The crowd roars its approval, waiting for the kill.

"I have bald friends."

Complete pandemonium.

I honestly don't remember finishing that game. I do remember grown men propping one another up as they laughed and flicked tears off their cheeks. Hell, I'm still tearing up, just writing about it. This was fairly typical of our dynamic, which is to say he generally got the best of it.

Until.

One glorious day, we climbed into his car, he turned the key, and the CD player resumed playing what he was last listening to. Realizing simultaneously the significance of the moment, we listened and stared straight ahead at crows picking through a dumpster. Finally I spoke.

"D?"

"Yeah."

"Is that Careless fuckin' Whisper?"

He started backing the car out of its parking space.

"I wish I was dead."

And thus was my go-to punchline born, a veritable nuclear warhead added to my arsenal. Andrew Ridgley and wake-me-up-before-you-go-go jokes would soon abound. Once I'd beaten him to death with it, I dug him back up and beat him some more.

The last time we talked, I called him after five years of silence and asked for a favor, a monstrously unreasonable favor.

"Hey, d. It's John."

[Complete silence]

"We ran at Mesa Ridge?"

[uncomfortable fidgeting]

"You know," I cringed. "Egger."

"SNOWFLAAAAKE!"

"No two are alike! Still, I'm touched you remember me," I said through grit teeth.

"Remember? Remember?! Man, we still  talk about the time you blocked a brother's shot."

"Hey, it wasn't just—"

"Damndest thing I ever saw."

"— the one ti—"

"We never let that sorry sumbitch play again."

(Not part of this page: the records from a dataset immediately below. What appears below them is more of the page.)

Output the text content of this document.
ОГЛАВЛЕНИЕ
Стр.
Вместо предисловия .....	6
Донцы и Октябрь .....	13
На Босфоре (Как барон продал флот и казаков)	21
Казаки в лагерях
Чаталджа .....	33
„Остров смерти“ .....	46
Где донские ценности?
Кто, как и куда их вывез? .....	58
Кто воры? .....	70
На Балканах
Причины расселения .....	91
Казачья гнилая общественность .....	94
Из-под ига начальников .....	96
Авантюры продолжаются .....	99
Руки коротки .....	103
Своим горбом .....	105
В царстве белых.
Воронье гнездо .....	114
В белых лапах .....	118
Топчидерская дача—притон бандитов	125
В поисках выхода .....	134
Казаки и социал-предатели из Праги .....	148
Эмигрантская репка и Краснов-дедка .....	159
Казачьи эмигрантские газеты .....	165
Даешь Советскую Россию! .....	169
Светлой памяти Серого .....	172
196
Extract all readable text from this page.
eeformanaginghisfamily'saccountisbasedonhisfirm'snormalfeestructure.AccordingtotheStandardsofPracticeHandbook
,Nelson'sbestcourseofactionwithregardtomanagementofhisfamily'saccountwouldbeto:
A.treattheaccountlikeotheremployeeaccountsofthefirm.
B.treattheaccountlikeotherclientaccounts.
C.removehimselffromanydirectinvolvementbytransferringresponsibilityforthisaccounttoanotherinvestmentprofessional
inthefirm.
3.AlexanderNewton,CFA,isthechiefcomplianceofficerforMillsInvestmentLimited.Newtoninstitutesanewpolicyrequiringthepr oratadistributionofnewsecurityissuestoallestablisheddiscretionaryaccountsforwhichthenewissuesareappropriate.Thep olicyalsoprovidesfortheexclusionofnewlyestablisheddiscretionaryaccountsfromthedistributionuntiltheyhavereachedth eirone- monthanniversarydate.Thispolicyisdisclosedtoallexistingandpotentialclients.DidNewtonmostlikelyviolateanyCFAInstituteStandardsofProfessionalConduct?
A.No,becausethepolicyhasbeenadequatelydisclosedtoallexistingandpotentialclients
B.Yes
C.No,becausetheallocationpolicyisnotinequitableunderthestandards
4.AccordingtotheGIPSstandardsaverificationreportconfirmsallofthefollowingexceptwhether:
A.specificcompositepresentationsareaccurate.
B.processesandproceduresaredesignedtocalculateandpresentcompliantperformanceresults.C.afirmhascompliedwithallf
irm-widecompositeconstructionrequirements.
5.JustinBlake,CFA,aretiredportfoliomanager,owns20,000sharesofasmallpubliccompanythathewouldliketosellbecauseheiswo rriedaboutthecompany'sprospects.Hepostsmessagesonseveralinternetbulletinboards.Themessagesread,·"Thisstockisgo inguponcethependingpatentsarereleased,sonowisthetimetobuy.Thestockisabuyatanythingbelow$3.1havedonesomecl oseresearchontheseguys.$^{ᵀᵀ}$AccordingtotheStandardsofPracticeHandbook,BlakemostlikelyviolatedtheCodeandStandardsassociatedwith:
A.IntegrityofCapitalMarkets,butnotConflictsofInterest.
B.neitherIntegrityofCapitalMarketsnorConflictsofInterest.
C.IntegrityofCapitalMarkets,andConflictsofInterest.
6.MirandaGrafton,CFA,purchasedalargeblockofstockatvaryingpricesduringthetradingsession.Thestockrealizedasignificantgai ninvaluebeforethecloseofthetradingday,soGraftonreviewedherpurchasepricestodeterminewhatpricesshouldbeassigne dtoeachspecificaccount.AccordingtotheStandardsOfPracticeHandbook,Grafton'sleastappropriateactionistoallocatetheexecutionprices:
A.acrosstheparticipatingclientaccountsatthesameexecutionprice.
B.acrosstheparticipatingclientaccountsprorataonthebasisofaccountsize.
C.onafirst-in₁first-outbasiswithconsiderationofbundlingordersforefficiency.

What, did he have this material on a legal pad next to the phone for five years, just in case I called?

And thus did I lose control of the conversation. Just like old times. But in the end, the man followed my now-ex Maddie's sleazy boyfriend for two days, confirming suspicions that he was not only cheating on her but with her—he was married, with kids, and even had another girlfriend on the side. d'Andre didn't even consider not performing this garish favor. He remembered Maddie being kind to him, and that was all the incentive he needed. What a sense of honor, of loyalty. Can you imagine? After five years? Hell, my current friends groan about getting on a ferry to see me once a year if I pay.

d'Andre is coming. Yeah! No! Excitement and anxiety.

Yes, this summer my old friend and antagonist, the man after whom I named the older brother character in my screenplay, is visiting Seattle. I'm excited to see him, but man, are my old excluded-outsider insecurities ever getting inflamed. Those little differences I used to be ridiculed over?

They've grown. A lot.

I think it's safe to say that no one from that old neighborhood has seen their lifestyle change as much as mine has, which does not bode well for when ol' Egger is put under a microscope this summer. Every square inch of my life is packed with ripe comedic fodder. Katrina did not exactly help my anxiety level.

"What's he going to say when he sees Metamuville?" (white population: 104%)

"[unintelligible groaning]  Probably something with 'saltine-assed' in it."

"What about your gay man's kitchen and all the doilies in your guest room?"

"Holy crap. I am so toast."

"If he breaks your designer speckle-glass soap dispenser," she giggled, "Will you make him pay the $130?"

"Oh sweet christ."

"Will you tell him you accidentally gave Bill Russell the finger in traffic last winter?"

"Hell  no."

"Don't forget your purebred English Springer Spaniel on her princess bed."

"Right. I'll kennel her."

"And Percy."

I hadn't thought of that. d'Andre is going to meet Percy. Yep, death would be so sweet right about now.

In the meantime, I'll continue to fervently pray that sometime in the last 13 years, d'Andre sold out, too.